Mark Thatcher & Simon Mann's African Coup
The Scheme Goes Bad
Mann negotiated through intermediaries for the purchase of weapons from the Zimbabwe Defense Industries. The arms were to be delivered to Mann in February 2004 at a remote airstrip in the Congo. By one news account his leased jet broke down. By another, he arrived for the pickup, but the arms did not.
In any case, the arms delivery plan shifted to Zimbabwe two weeks later, but Mann was double-crossed and arrested, and du Toit and 14 others on the "advance team" were arrested in Equatorial Guinea.

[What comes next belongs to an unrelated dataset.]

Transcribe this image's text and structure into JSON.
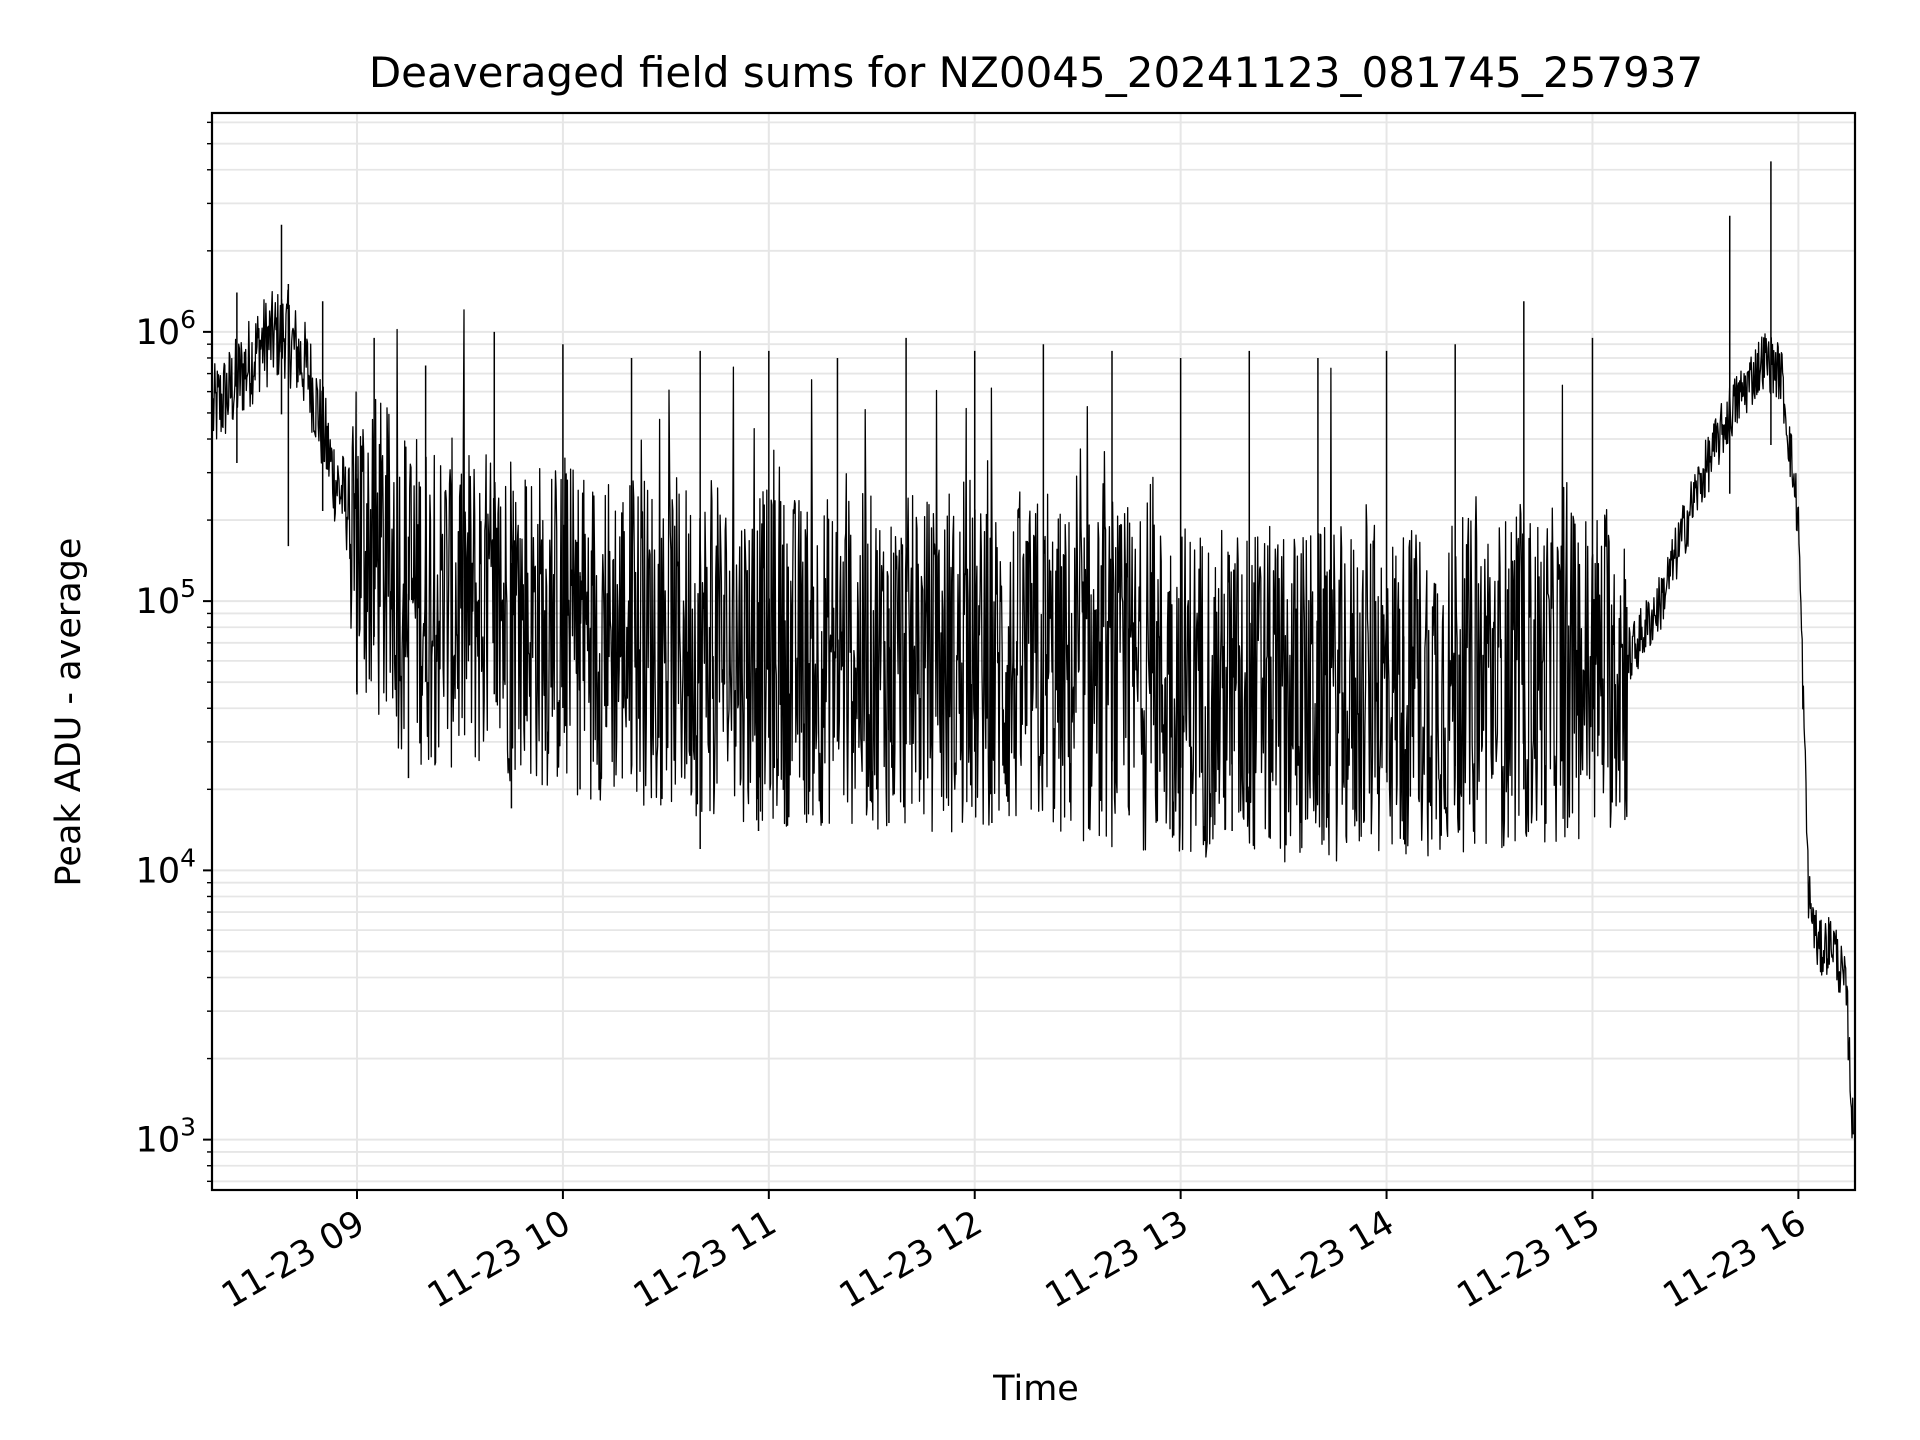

Newspapers reported that Severo Moto, the exiled opposition leader, flew by turboprop helicopter from Spain to Mali on the eve of the coup. He was to have landed in the country 30 minutes after the mercenaries. The band planned to seize President Obiang from bed at 3 a.m. and spirit him away Spain — if he was not killed in the coup.
After the plot was foiled President Obiang went on television to accuse Moto, Calil, and British and American intelligence agencies of being behind the plan. Zimbabwean government sources quoted in the African press said British, U.S. and Spanish intelligence agencies were "involved," although no further explanation was given.
Obiang complained that the United States had been tipped off about the coup attempt by South African authorities but had failed to warn him, despite his open business relationship with American energy barons.
Moto, like virtually everyone else implicated in the plot, denied all.
"I have absolutely nothing to do with this story," Moto said. He said Obiang had linked him to the coup "to tarnish my political career." He denied media reports that he had met with Spanish officials in advance of the coup to prepare for normalized relations with Equatorial Guinea's old colonial ruler.